News and Events:
Equity markets in the U.S are set to end the week lower for the first time in 9 weeks as data flows this week were less encouraging than the headliners of last week. This said it is apparent that markets are convinced a bottom is in and there is no going back, U.S jobless claims coming out at 637K against a consensus of 610K not even rattling markets. In the newsletter I wrote on Monday I mentioned that a lot of the “green shoots” rhetoric was to be taken with a pinch of salt, the GM and Chrysler debacle illustrates this clearly. Dealerships are closing across the U.S continent (even some that are profitable) the impact on jobs will soon hit home (an expected 150K jobs are to be lost) – many say that the housing sector is the economic temperature gauge – but the auto-sector is one of the biggest industries in north-America (and very labor intensive), as GM prepares for bankruptcy yet another All-American icon lays it's knee to the ground in defeat. While the government assures a properly executed chapter 11 filing would ease tensions on the whole sector the real-world effects of such an undertaking has yet to be seen.
The flurry of intervention and quantative easing we saw throughout this crisis hasn't diverted the increasing focus on deflationary fears. CPI numbers are out today (at 12:30 GMT) and are expected to show further declines in prices. The same can be said of the world's second economy, Japan's domestic CGPI (Corporate goods price index) slumped a further -0.4% MoM and stands at -3.8% YoY. The next GDP figures are expected to show a record quarterly decline in excess of 15% on an annualized basis. In other news Mizuho Financial group has announced it will raise 800Bln Yen in capital – with approximately 600Bln Yen coming from new stock issues. This further highlights the frail existence of large financial institutions – The Nikkei 225 was up 1.88% on the news March core machinery orders only slumped 1.3% compared to expectations of a -5.1% decline.
German GDP shrunk by the largest amount since 1970 (the start of the report), plunging 6.9% on a calendar adjusted basis in the first quarter of 2009. GDP fell 3.8% in Q1 on a decrease in price-adjusted exports. The same thing can be said of the French GDP figures out this morning, GDP down -3.2% YoY and -1.2% in Q1. On a whole the Euro zone GDP slumped -2.5% in Q1 and -4.6% YoY. This is set to be bearish for the Euro – EURUSD already down 70pips this morning (0.51%).
The currency markets have been trading range bound for the majority of the week, EURUSD staying between 1.3520 and 1.3730, while the Yen has continued it's rise against the dollar, how much of that is down to risk aversion has yet to be established but one this if for sure the 4.5-figure moves we've witnessed in the past week (from 99.50 to 94.98) has major macro-economic impetus behind it – the haven flows regaining strength.

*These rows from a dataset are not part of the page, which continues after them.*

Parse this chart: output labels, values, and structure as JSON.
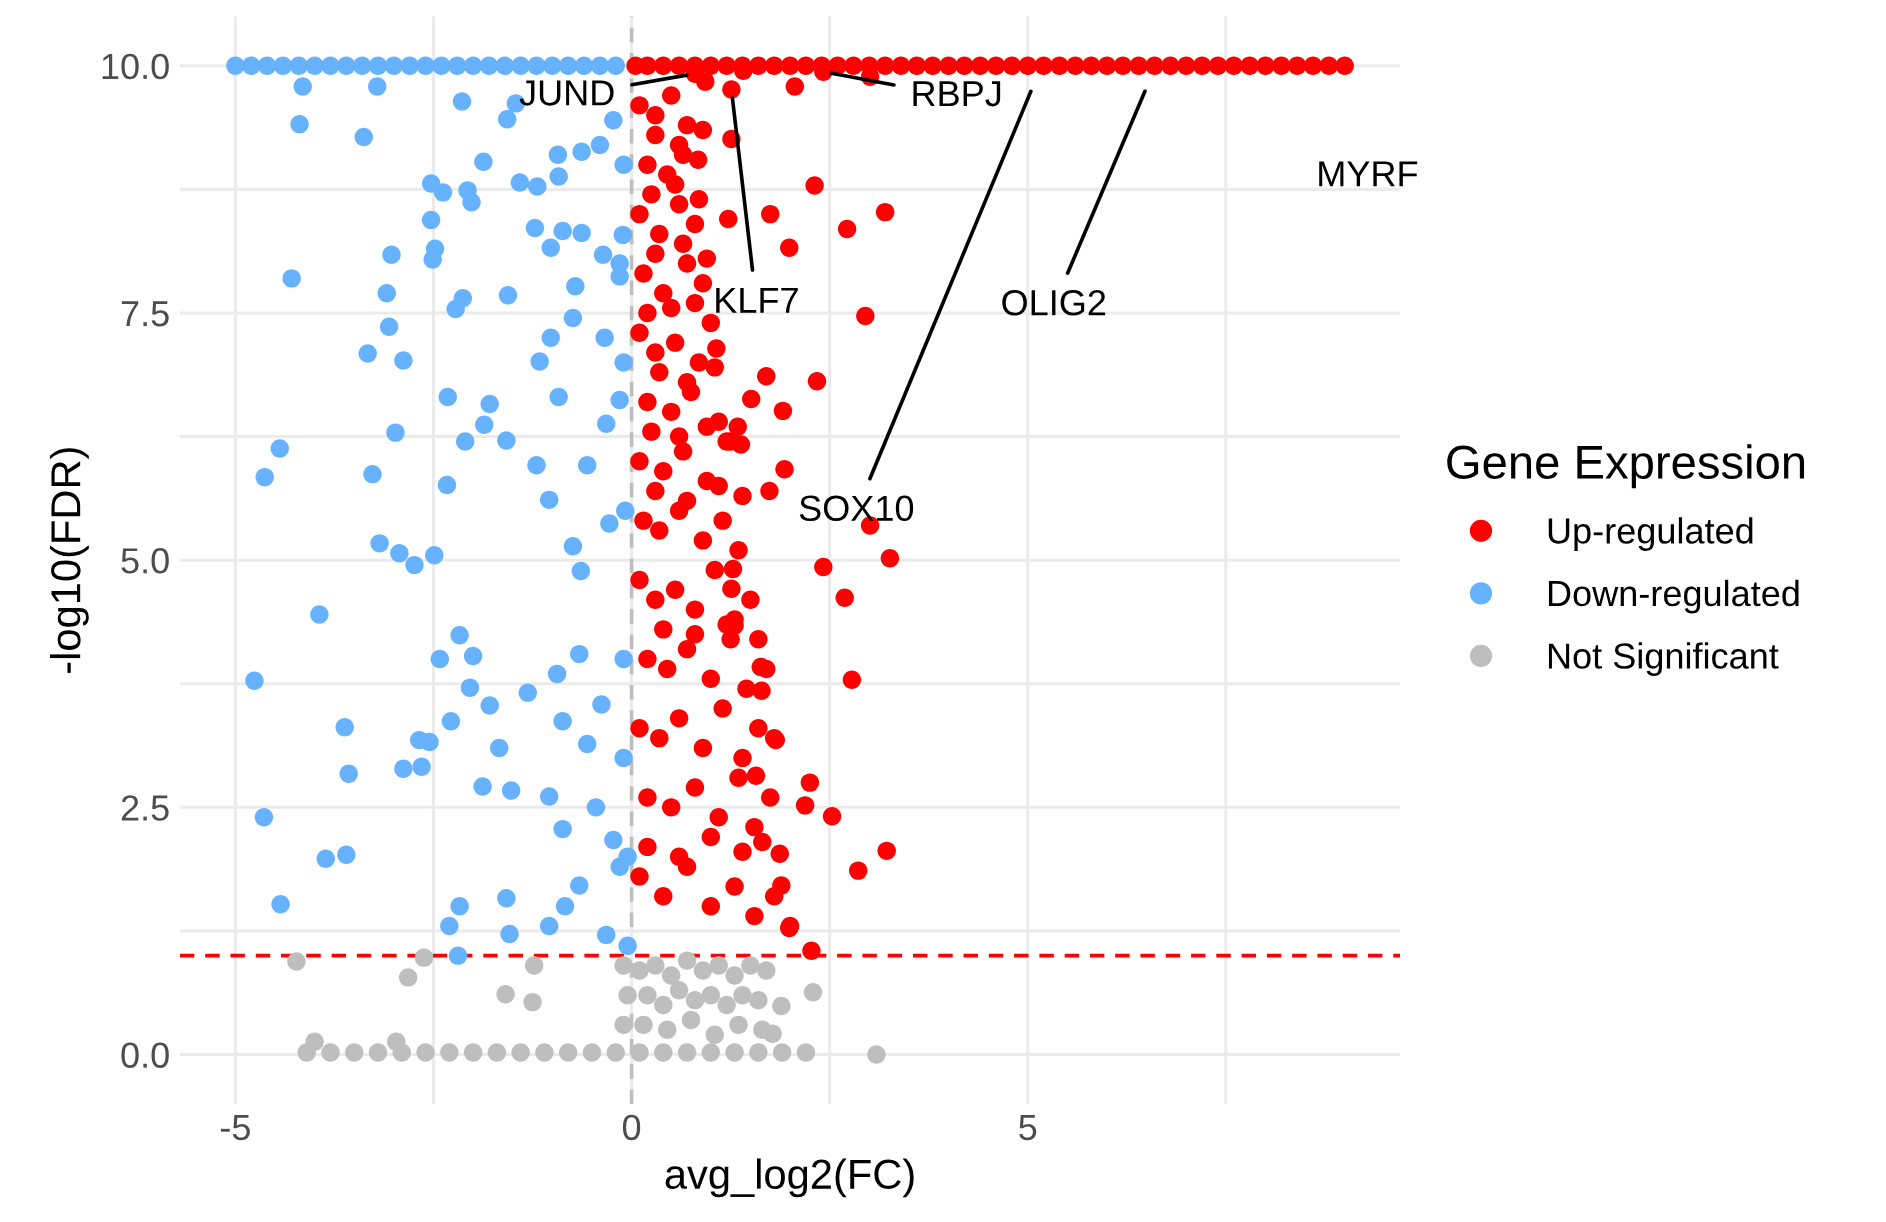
{
  "chart_data": {
    "type": "scatter",
    "xlabel": "avg_log2(FC)",
    "ylabel": "-log10(FDR)",
    "legend_title": "Gene Expression",
    "legend": "right",
    "grid": true,
    "marker": "circle",
    "xlim": [
      -5.7,
      9.7
    ],
    "ylim": [
      -0.5,
      10.5
    ],
    "xticks": [
      -5,
      {
        "value": -2.5,
        "label": null
      },
      0,
      {
        "value": 2.5,
        "label": null
      },
      5,
      {
        "value": 7.5,
        "label": null
      }
    ],
    "yticks": [
      {
        "value": 0,
        "label": "0.0"
      },
      {
        "value": 1.25,
        "label": null
      },
      {
        "value": 2.5,
        "label": "2.5"
      },
      {
        "value": 3.75,
        "label": null
      },
      {
        "value": 5,
        "label": "5.0"
      },
      {
        "value": 6.25,
        "label": null
      },
      {
        "value": 7.5,
        "label": "7.5"
      },
      {
        "value": 8.75,
        "label": null
      },
      {
        "value": 10,
        "label": "10.0"
      }
    ],
    "ref_lines": [
      {
        "axis": "x",
        "value": 0,
        "color": "#bebebe",
        "line_style": "dashed"
      },
      {
        "axis": "y",
        "value": 1,
        "color": "#ff0000",
        "line_style": "dashed"
      }
    ],
    "annotations": [
      {
        "text": "JUND",
        "x": 0.8,
        "y": 9.92
      },
      {
        "text": "RBPJ",
        "x": 2.42,
        "y": 9.94
      },
      {
        "text": "KLF7",
        "x": 1.26,
        "y": 9.76
      },
      {
        "text": "SOX10",
        "x": 5.08,
        "y": 9.82
      },
      {
        "text": "OLIG2",
        "x": 6.52,
        "y": 9.82
      },
      {
        "text": "MYRF",
        "x": 8.2,
        "y": 10.0
      }
    ],
    "series": [
      {
        "name": "Up-regulated",
        "color": "#ff0000",
        "x": [
          0.05,
          0.2,
          0.4,
          0.6,
          0.8,
          1.0,
          1.2,
          1.4,
          1.6,
          1.8,
          2.0,
          2.2,
          2.4,
          2.6,
          2.8,
          3.0,
          3.2,
          3.4,
          3.6,
          3.8,
          4.0,
          4.2,
          4.4,
          4.6,
          4.8,
          5.0,
          5.2,
          5.4,
          5.6,
          5.8,
          6.0,
          6.2,
          6.4,
          6.6,
          6.8,
          7.0,
          7.2,
          7.4,
          7.6,
          7.8,
          8.0,
          8.2,
          8.4,
          8.6,
          8.8,
          9.0,
          0.93,
          1.41,
          2.06,
          3.01,
          1.26,
          2.31,
          1.22,
          1.75,
          2.72,
          3.2,
          1.99,
          2.95,
          1.7,
          2.34,
          1.51,
          1.91,
          1.34,
          1.38,
          1.93,
          1.74,
          3.01,
          0.84,
          1.07,
          3.26,
          2.42,
          2.69,
          2.78,
          1.63,
          1.64,
          1.82,
          2.25,
          2.19,
          2.53,
          3.22,
          2.86,
          2.27,
          1.99,
          1.87,
          1.89,
          1.57,
          1.28,
          1.26,
          1.3,
          0.1,
          0.3,
          0.5,
          0.7,
          0.2,
          0.45,
          0.65,
          0.1,
          0.35,
          0.6,
          0.8,
          0.15,
          0.4,
          0.7,
          0.9,
          0.1,
          0.3,
          0.55,
          0.85,
          1.0,
          0.2,
          0.5,
          0.75,
          1.1,
          0.1,
          0.4,
          0.65,
          0.95,
          1.2,
          0.15,
          0.35,
          0.6,
          0.9,
          1.15,
          1.35,
          0.1,
          0.3,
          0.55,
          0.8,
          1.05,
          1.3,
          1.5,
          0.2,
          0.45,
          0.7,
          1.0,
          1.25,
          1.45,
          1.7,
          0.1,
          0.35,
          0.6,
          0.9,
          1.15,
          1.4,
          1.6,
          1.8,
          0.2,
          0.5,
          0.8,
          1.1,
          1.35,
          1.55,
          1.75,
          0.1,
          0.4,
          0.7,
          1.0,
          1.3,
          1.55,
          1.8,
          2.0,
          1.26,
          0.8,
          2.42,
          0.3,
          0.6,
          0.9,
          0.25,
          0.55,
          0.85,
          0.3,
          0.65,
          0.95,
          0.2,
          0.5,
          0.8,
          0.35,
          0.7,
          1.05,
          0.25,
          0.6,
          0.95,
          1.25,
          0.3,
          0.7,
          1.1,
          1.4,
          0.4,
          0.8,
          1.2,
          1.6,
          0.2,
          0.6,
          1.0,
          1.4,
          1.65
        ],
        "values": [
          10,
          10,
          10,
          10,
          10,
          10,
          10,
          10,
          10,
          10,
          10,
          10,
          10,
          10,
          10,
          10,
          10,
          10,
          10,
          10,
          10,
          10,
          10,
          10,
          10,
          10,
          10,
          10,
          10,
          10,
          10,
          10,
          10,
          10,
          10,
          10,
          10,
          10,
          10,
          10,
          10,
          10,
          10,
          10,
          10,
          10,
          9.84,
          9.95,
          9.79,
          9.89,
          9.26,
          8.79,
          8.45,
          8.5,
          8.35,
          8.52,
          8.16,
          7.47,
          6.86,
          6.81,
          6.63,
          6.51,
          6.35,
          6.17,
          5.92,
          5.7,
          5.35,
          9.05,
          7.14,
          5.02,
          4.93,
          4.62,
          3.79,
          3.92,
          3.68,
          3.18,
          2.75,
          2.52,
          2.41,
          2.06,
          1.86,
          1.05,
          1.28,
          2.03,
          1.71,
          2.82,
          4.91,
          4.71,
          4.34,
          9.6,
          9.5,
          9.7,
          9.4,
          9.0,
          8.9,
          9.1,
          8.5,
          8.3,
          8.6,
          8.4,
          7.9,
          7.7,
          8.0,
          7.8,
          7.3,
          7.1,
          7.2,
          7.0,
          7.4,
          6.6,
          6.5,
          6.7,
          6.4,
          6.0,
          5.9,
          6.1,
          5.8,
          6.2,
          5.4,
          5.3,
          5.5,
          5.2,
          5.4,
          5.1,
          4.8,
          4.6,
          4.7,
          4.5,
          4.9,
          4.4,
          4.6,
          4.0,
          3.9,
          4.1,
          3.8,
          4.2,
          3.7,
          3.9,
          3.3,
          3.2,
          3.4,
          3.1,
          3.5,
          3.0,
          3.3,
          3.2,
          2.6,
          2.5,
          2.7,
          2.4,
          2.8,
          2.3,
          2.6,
          1.8,
          1.6,
          1.9,
          1.5,
          1.7,
          1.4,
          1.6,
          1.3,
          9.76,
          9.92,
          9.94,
          9.3,
          9.2,
          9.35,
          8.7,
          8.8,
          8.65,
          8.1,
          8.2,
          8.05,
          7.5,
          7.55,
          7.6,
          6.9,
          6.8,
          6.95,
          6.3,
          6.25,
          6.35,
          6.2,
          5.7,
          5.6,
          5.75,
          5.65,
          4.3,
          4.25,
          4.35,
          4.2,
          2.1,
          2.0,
          2.2,
          2.05,
          2.15
        ]
      },
      {
        "name": "Down-regulated",
        "color": "#66b2ff",
        "x": [
          -5.0,
          -4.8,
          -4.6,
          -4.4,
          -4.2,
          -4.0,
          -3.8,
          -3.6,
          -3.4,
          -3.2,
          -3.0,
          -2.8,
          -2.6,
          -2.4,
          -2.2,
          -2.0,
          -1.8,
          -1.6,
          -1.4,
          -1.2,
          -1.0,
          -0.8,
          -0.6,
          -0.4,
          -0.2,
          -4.15,
          -3.21,
          -4.19,
          -3.38,
          -2.14,
          -1.46,
          -1.57,
          -1.87,
          -0.93,
          -0.63,
          -0.4,
          -0.23,
          -2.53,
          -2.38,
          -2.07,
          -2.02,
          -1.41,
          -1.19,
          -0.92,
          -2.53,
          -3.03,
          -2.48,
          -2.51,
          -1.22,
          -0.87,
          -0.63,
          -1.02,
          -0.36,
          -0.11,
          -4.29,
          -3.09,
          -2.13,
          -2.22,
          -1.56,
          -0.71,
          -0.15,
          -3.06,
          -3.33,
          -2.88,
          -1.02,
          -0.74,
          -0.34,
          -1.16,
          -2.32,
          -1.79,
          -1.86,
          -0.92,
          -0.32,
          -0.15,
          -4.44,
          -4.63,
          -2.98,
          -3.27,
          -2.1,
          -1.58,
          -2.33,
          -1.2,
          -0.56,
          -1.04,
          -0.28,
          -3.18,
          -0.74,
          -3.94,
          -4.76,
          -3.62,
          -3.57,
          -4.64,
          -3.86,
          -3.6,
          -4.43,
          -2.17,
          -2.42,
          -2.0,
          -2.04,
          -1.79,
          -2.28,
          -2.68,
          -2.55,
          -2.88,
          -2.65,
          -1.67,
          -1.88,
          -1.52,
          -1.31,
          -0.94,
          -0.87,
          -0.38,
          -0.66,
          -1.04,
          -0.87,
          -1.58,
          -2.17,
          -2.3,
          -1.54,
          -1.04,
          -0.84,
          -0.66,
          -0.32,
          -2.19,
          -0.15,
          -0.56,
          -0.64,
          -2.93,
          -2.74,
          -2.49,
          -0.45,
          -0.23,
          -0.1,
          -0.1,
          -0.08,
          -0.1,
          -0.1,
          -0.05,
          -0.05,
          -0.15
        ],
        "values": [
          10,
          10,
          10,
          10,
          10,
          10,
          10,
          10,
          10,
          10,
          10,
          10,
          10,
          10,
          10,
          10,
          10,
          10,
          10,
          10,
          10,
          10,
          10,
          10,
          10,
          9.79,
          9.79,
          9.41,
          9.28,
          9.64,
          9.62,
          9.46,
          9.03,
          9.1,
          9.13,
          9.2,
          9.45,
          8.81,
          8.72,
          8.74,
          8.62,
          8.82,
          8.78,
          8.88,
          8.44,
          8.09,
          8.15,
          8.04,
          8.36,
          8.33,
          8.31,
          8.16,
          8.09,
          8.29,
          7.85,
          7.7,
          7.65,
          7.54,
          7.68,
          7.77,
          7.87,
          7.36,
          7.09,
          7.02,
          7.25,
          7.45,
          7.25,
          7.01,
          6.65,
          6.58,
          6.37,
          6.65,
          6.38,
          6.62,
          6.13,
          5.84,
          6.29,
          5.87,
          6.2,
          6.21,
          5.76,
          5.96,
          5.96,
          5.61,
          5.37,
          5.17,
          5.14,
          4.45,
          3.78,
          3.31,
          2.84,
          2.4,
          1.98,
          2.02,
          1.52,
          4.24,
          4.0,
          4.03,
          3.71,
          3.53,
          3.37,
          3.18,
          3.16,
          2.89,
          2.91,
          3.1,
          2.71,
          2.67,
          3.66,
          3.85,
          3.37,
          3.54,
          4.05,
          2.61,
          2.28,
          1.58,
          1.5,
          1.3,
          1.22,
          1.3,
          1.5,
          1.71,
          1.21,
          1.0,
          1.9,
          3.14,
          4.89,
          5.07,
          4.95,
          5.05,
          2.5,
          2.17,
          9.0,
          7.0,
          5.5,
          4.0,
          3.0,
          2.0,
          1.1,
          8.0
        ]
      },
      {
        "name": "Not Significant",
        "color": "#bebebe",
        "x": [
          -4.23,
          -2.62,
          -2.82,
          -1.59,
          -1.25,
          -1.23,
          -4.0,
          -2.97,
          2.29,
          3.09,
          1.89,
          1.78,
          -4.1,
          -3.8,
          -3.5,
          -3.2,
          -2.9,
          -2.6,
          -2.3,
          -2.0,
          -1.7,
          -1.4,
          -1.1,
          -0.8,
          -0.5,
          -0.2,
          0.1,
          0.4,
          0.7,
          1.0,
          1.3,
          1.6,
          1.9,
          2.2,
          -0.1,
          -0.05,
          -0.1,
          0.1,
          0.3,
          0.5,
          0.7,
          0.9,
          1.1,
          1.3,
          1.5,
          1.7,
          0.2,
          0.4,
          0.6,
          0.8,
          1.0,
          1.2,
          1.4,
          1.6,
          0.15,
          0.45,
          0.75,
          1.05,
          1.35,
          1.65
        ],
        "values": [
          0.94,
          0.98,
          0.78,
          0.61,
          0.53,
          0.9,
          0.13,
          0.13,
          0.63,
          0.0,
          0.49,
          0.21,
          0.02,
          0.02,
          0.02,
          0.02,
          0.02,
          0.02,
          0.02,
          0.02,
          0.02,
          0.02,
          0.02,
          0.02,
          0.02,
          0.02,
          0.02,
          0.02,
          0.02,
          0.02,
          0.02,
          0.02,
          0.02,
          0.02,
          0.9,
          0.6,
          0.3,
          0.85,
          0.9,
          0.8,
          0.95,
          0.85,
          0.9,
          0.8,
          0.9,
          0.85,
          0.6,
          0.5,
          0.65,
          0.55,
          0.6,
          0.5,
          0.6,
          0.55,
          0.3,
          0.25,
          0.35,
          0.2,
          0.3,
          0.25
        ]
      }
    ]
  }
}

Today's Key Issues (time in GMT):
12:30 USD Consumer Price Index MOM 0.0% vs. -0.1%
12:30 USD Consumer Price Index YoY -0.6% vs. -0.4%
12:30 USD Empire Manufacturing (May) -12.00 Vs. -14.65
The Risk Today:
EurUsd Euro zone GDP figures show an accelerated decline, current 1.3520 – 1.3730 range is set to be tested on the downside – a break of the 1.3526 support (double bottom) will allow for further declines to the 1.3343 levels (broad S-H-S formation) via 1.3470. A longer term view would take us to the strong support level we had last week – at 1.3248. On the upside initial focus is on 1.3611 (50.00% retracement on 1.3665 – 1.3556 move) started yesterday. A break past 1.3722 would focus 1.3842 with an end of month view on 1.400.
GbpUsd We see a slowing of the bullish momentum with a triple top resistance at 1.5244. The initial support stands at 1.5152 (50.00% retracement from 1.5060 – 1.5244 move). A break past this level would focus 1.5060 (week low) and neckline on large scale head and shoulder formation. On the upside 1.5202 stands as initial resistance. A break past 1.5244 would focus 1.5354 (12th may high).
UsdJpy Continuing haven seeking has strengthened the Yen against the dollar; we see the same dynamic we saw as the dollar gained against the world and the Yen against the dollar. Initial resistance is at recent support at 95.12 – retracement hit 23.60% level at 96.17 which would suggest the continued downside risk on the pair. Focus on the downside aims for 92.68 and then 90.54 with an initial support at 93.54.
UsdChf Neckline at 1.1242 breaks lower and falters at the strong and psychological support at 1.100. Initial resistance at 1.1122 will set sights on 1.1157 then regain 1.1268 levels (38.20% retracement). Downside risk will head for 1.0977 and Monday's support at 1.0860.